I Give Up: Electronic Etiquette is a Lost Cause

Over the last year or two I sometimes noticed individual colleagues sporadically checking their phones for texts and messages during meetings.* I found it puzzling since we insist that students unplug during class.

Then last week I went to a meeting of Washington State’s Education Deans. Suffice to say, between a third and half of everyone was working on their phones and/or laptops during all of our conversations. Thirty people around one large conference table, a dean, state legislator, or school district superintendent talking, and 10-15 people unabashedly reading and sending texts and emails.

That’s a critical mass of distracted participants who’ve given in to the tyranny of the urgent. They’re partly sitting around the conference table and partly back in their offices.
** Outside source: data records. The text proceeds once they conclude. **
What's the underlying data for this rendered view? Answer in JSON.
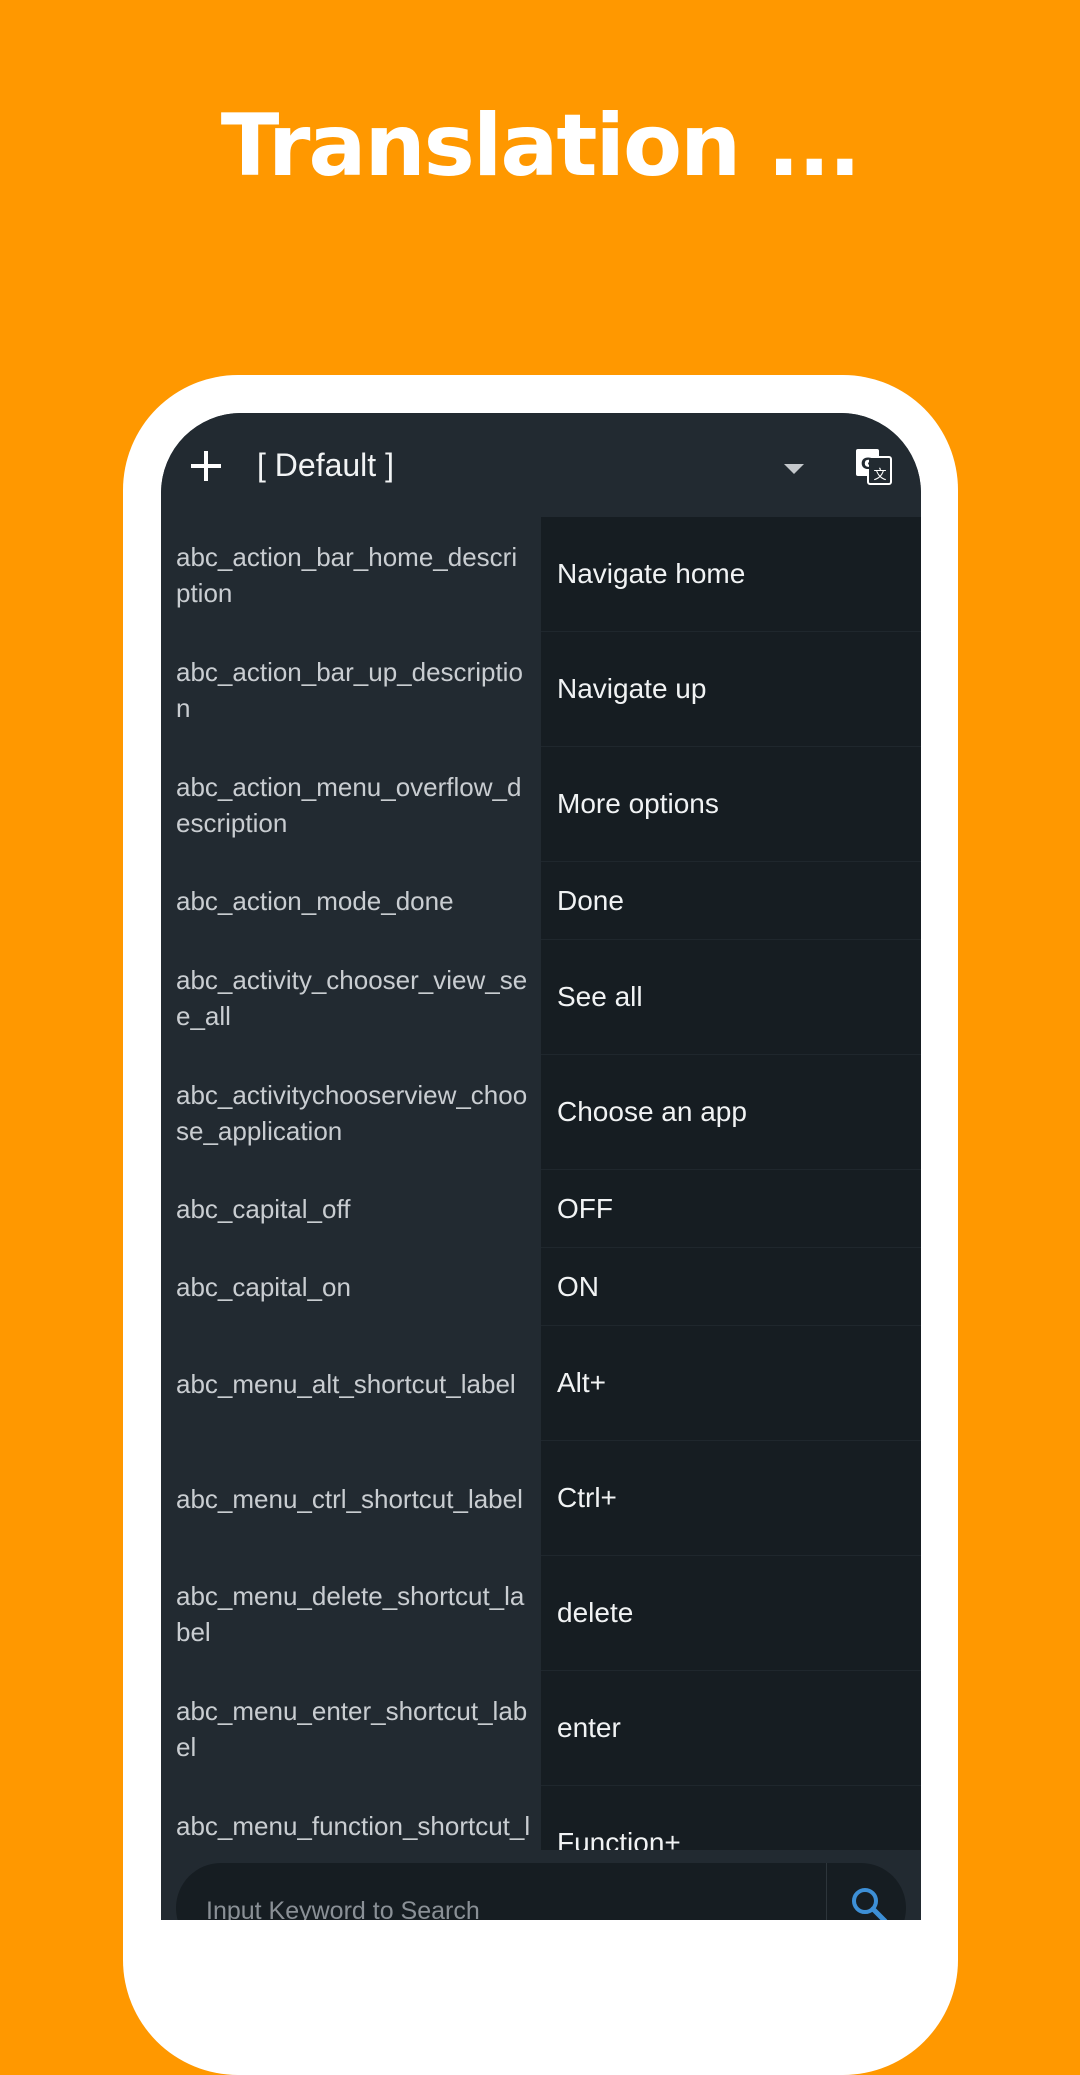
{
  "headline": "Translation ...",
  "toolbar": {
    "add_icon": "plus-icon",
    "profile_selected": "[ Default ]",
    "dropdown_icon": "dropdown-arrow-icon",
    "translate_icon": "google-translate-icon"
  },
  "rows": [
    {
      "key": "abc_action_bar_home_description",
      "value": "Navigate home"
    },
    {
      "key": "abc_action_bar_up_description",
      "value": "Navigate up"
    },
    {
      "key": "abc_action_menu_overflow_description",
      "value": "More options"
    },
    {
      "key": "abc_action_mode_done",
      "value": "Done"
    },
    {
      "key": "abc_activity_chooser_view_see_all",
      "value": "See all"
    },
    {
      "key": "abc_activitychooserview_choose_application",
      "value": "Choose an app"
    },
    {
      "key": "abc_capital_off",
      "value": "OFF"
    },
    {
      "key": "abc_capital_on",
      "value": "ON"
    },
    {
      "key": "abc_menu_alt_shortcut_label",
      "value": "Alt+"
    },
    {
      "key": "abc_menu_ctrl_shortcut_label",
      "value": "Ctrl+"
    },
    {
      "key": "abc_menu_delete_shortcut_label",
      "value": "delete"
    },
    {
      "key": "abc_menu_enter_shortcut_label",
      "value": "enter"
    },
    {
      "key": "abc_menu_function_shortcut_label",
      "value": "Function+"
    }
  ],
  "search": {
    "placeholder": "Input Keyword to Search",
    "button_icon": "search-icon"
  },
  "colors": {
    "background": "#FF9800",
    "screen": "#222a31",
    "value_column": "#161d22",
    "search_icon": "#3d8fd6"
  }
}
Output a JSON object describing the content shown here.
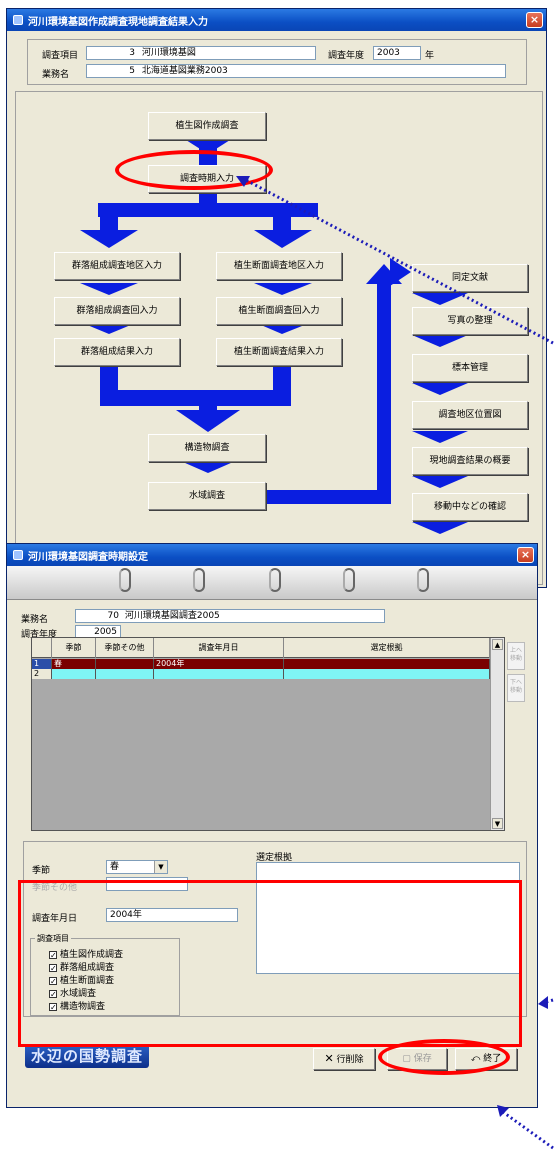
{
  "window_main": {
    "title": "河川環境基図作成調査現地調査結果入力",
    "close_glyph": "×",
    "survey_item_label": "調査項目",
    "survey_item_code": "3",
    "survey_item_name": "河川環境基図",
    "survey_year_label": "調査年度",
    "survey_year_value": "2003",
    "year_unit": "年",
    "project_label": "業務名",
    "project_code": "5",
    "project_name": "北海道基図業務2003",
    "flow_buttons": {
      "veg_map": "植生図作成調査",
      "survey_period": "調査時期入力",
      "community_area": "群落組成調査地区入力",
      "community_round": "群落組成調査回入力",
      "community_result": "群落組成結果入力",
      "transect_area": "植生断面調査地区入力",
      "transect_round": "植生断面調査回入力",
      "transect_result": "植生断面調査結果入力",
      "structure": "構造物調査",
      "water_area": "水域調査",
      "literature": "同定文献",
      "photos": "写真の整理",
      "specimens": "標本管理",
      "area_map": "調査地区位置図",
      "summary": "現地調査結果の概要",
      "moving_check": "移動中などの確認"
    }
  },
  "window_period": {
    "title": "河川環境基図調査時期設定",
    "close_glyph": "×",
    "project_label": "業務名",
    "project_code": "70",
    "project_name": "河川環境基図調査2005",
    "year_label": "調査年度",
    "year_value": "2005",
    "grid": {
      "headers": [
        "季節",
        "季節その他",
        "調査年月日",
        "選定根拠"
      ],
      "rows": [
        {
          "no": "1",
          "season": "春",
          "season_other": "",
          "date": "2004年",
          "basis": ""
        },
        {
          "no": "2",
          "season": "",
          "season_other": "",
          "date": "",
          "basis": ""
        }
      ],
      "up_button": "上へ移動",
      "down_button": "下へ移動"
    },
    "form": {
      "season_label": "季節",
      "season_value": "春",
      "season_other_label": "季節その他",
      "season_other_value": "",
      "date_label": "調査年月日",
      "date_value": "2004年",
      "basis_label": "選定根拠",
      "basis_value": "",
      "items_label": "調査項目",
      "items": [
        {
          "label": "植生図作成調査",
          "checked": true
        },
        {
          "label": "群落組成調査",
          "checked": true
        },
        {
          "label": "植生断面調査",
          "checked": true
        },
        {
          "label": "水域調査",
          "checked": true
        },
        {
          "label": "構造物調査",
          "checked": true
        }
      ]
    },
    "logo_text": "水辺の国勢調査",
    "delete_row_button": "行削除",
    "save_button": "保存",
    "exit_button": "終了"
  },
  "colors": {
    "flow_arrow": "#0a1ee0",
    "annotation_red": "#ff0000",
    "annotation_dots": "#1c1cb8",
    "selected_row": "#7a0000",
    "new_row": "#7ff5f5"
  }
}
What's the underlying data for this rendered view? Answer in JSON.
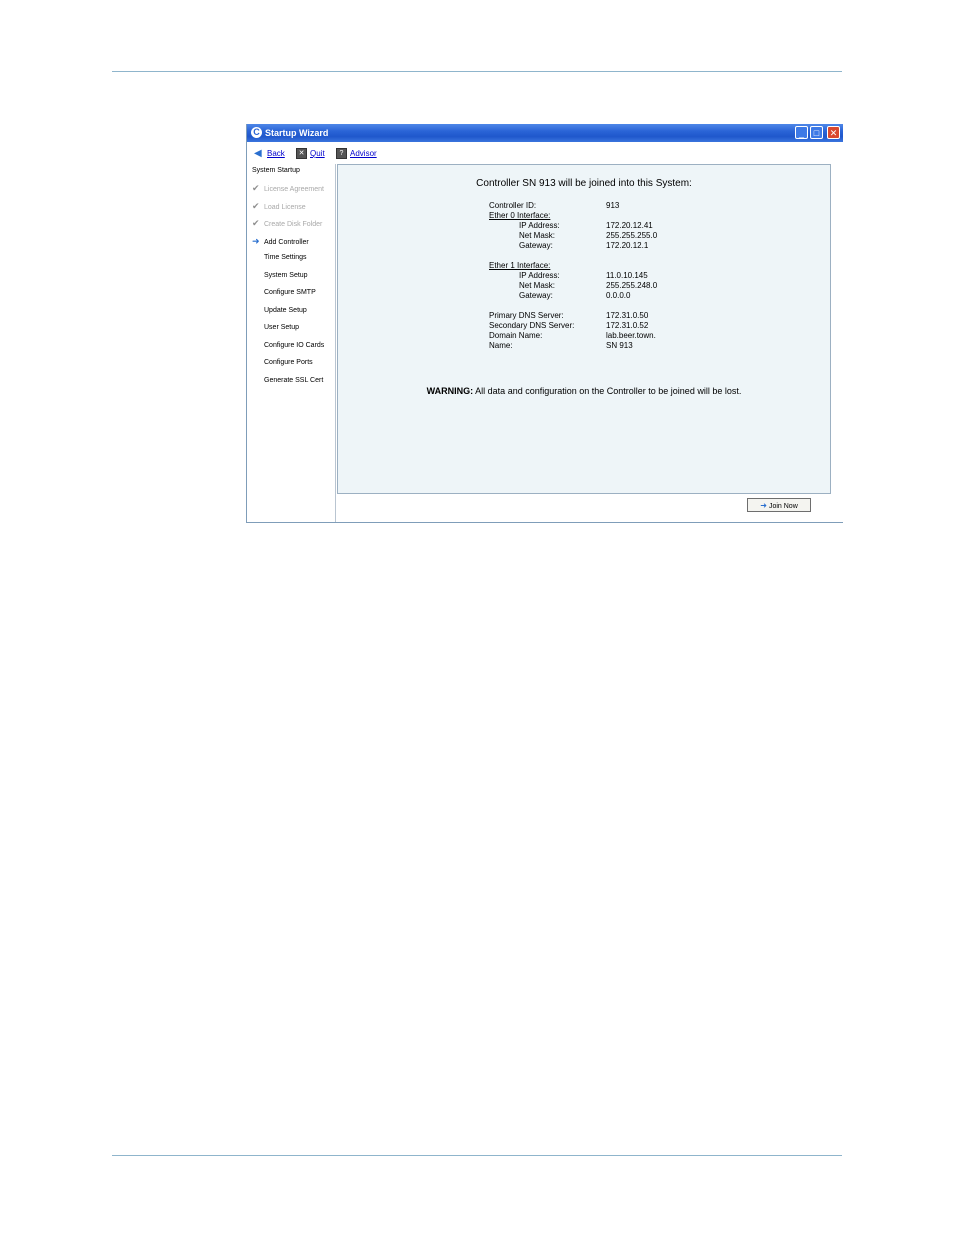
{
  "window": {
    "title": "Startup Wizard"
  },
  "toolbar": {
    "back_label": "Back",
    "quit_label": "Quit",
    "advisor_label": "Advisor"
  },
  "sidebar": {
    "header": "System Startup",
    "steps": [
      {
        "label": "License Agreement",
        "state": "done"
      },
      {
        "label": "Load License",
        "state": "done"
      },
      {
        "label": "Create Disk Folder",
        "state": "done"
      },
      {
        "label": "Add Controller",
        "state": "current"
      },
      {
        "label": "Time Settings",
        "state": "pending"
      },
      {
        "label": "System Setup",
        "state": "pending"
      },
      {
        "label": "Configure SMTP",
        "state": "pending"
      },
      {
        "label": "Update Setup",
        "state": "pending"
      },
      {
        "label": "User Setup",
        "state": "pending"
      },
      {
        "label": "Configure IO Cards",
        "state": "pending"
      },
      {
        "label": "Configure Ports",
        "state": "pending"
      },
      {
        "label": "Generate SSL Cert",
        "state": "pending"
      }
    ]
  },
  "main": {
    "heading": "Controller SN 913 will be joined into this System:",
    "controller_id": {
      "label": "Controller ID:",
      "value": "913"
    },
    "ether0": {
      "title": "Ether 0 Interface:",
      "ip": {
        "label": "IP Address:",
        "value": "172.20.12.41"
      },
      "mask": {
        "label": "Net Mask:",
        "value": "255.255.255.0"
      },
      "gateway": {
        "label": "Gateway:",
        "value": "172.20.12.1"
      }
    },
    "ether1": {
      "title": "Ether 1 Interface:",
      "ip": {
        "label": "IP Address:",
        "value": "11.0.10.145"
      },
      "mask": {
        "label": "Net Mask:",
        "value": "255.255.248.0"
      },
      "gateway": {
        "label": "Gateway:",
        "value": "0.0.0.0"
      }
    },
    "primary_dns": {
      "label": "Primary DNS Server:",
      "value": "172.31.0.50"
    },
    "secondary_dns": {
      "label": "Secondary DNS Server:",
      "value": "172.31.0.52"
    },
    "domain": {
      "label": "Domain Name:",
      "value": "lab.beer.town."
    },
    "name": {
      "label": "Name:",
      "value": "SN 913"
    },
    "warning_label": "WARNING:",
    "warning_text": "All data and configuration on the Controller to be joined will be lost."
  },
  "footer": {
    "join_label": "Join Now"
  }
}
Half present at both or half absent?

That query suggests what they’re doing is wrong, but it’s too late in the Information Revolution for that conclusion. It is what it is. Don’t look for me to put any of the toothpaste back in the tube. It’s up to Sherry Turkle. I’m waving a white flag.

A month ago I was in an hour long committee meeting with about eight colleagues from across campus. We were sitting around a smallish conference table in Xavier (for those Lutes keeping score at home). I was distracted by an IT/Librarian colleague who wouldn’t take his eyes of his laptop screen. Fifty five of the sixty minutes. It was as impressive a feat of anti-social disconnectedness as I had ever seen.

5 thoughts on “I Give Up: Electronic Etiquette is a Lost Cause

  1. Well, at least we aren’t allowing our grandchildren to do it (not!). Thing is, we don’t know what they are wired into when in class. They know more than we do about how to surreptitiously participate in all kinds of conversations without us knowing. As you say, good luck putting the toothpaste back…

  2. I’m involved with “Skype” meetings a lot in my practice, as our group spans 3 states. I am convinced that many “on” the meeting are not really there, as I rarely hear from them, and when they are addressed directly, they often ask for the question to be repeated. This is such a waste of everyone’s time, and a waste of great resources. Sometimes, in a meeting of 20 or more people, I really think only 1/4 are engaged. I’m appalled that this is happening when face to face, though. How sad.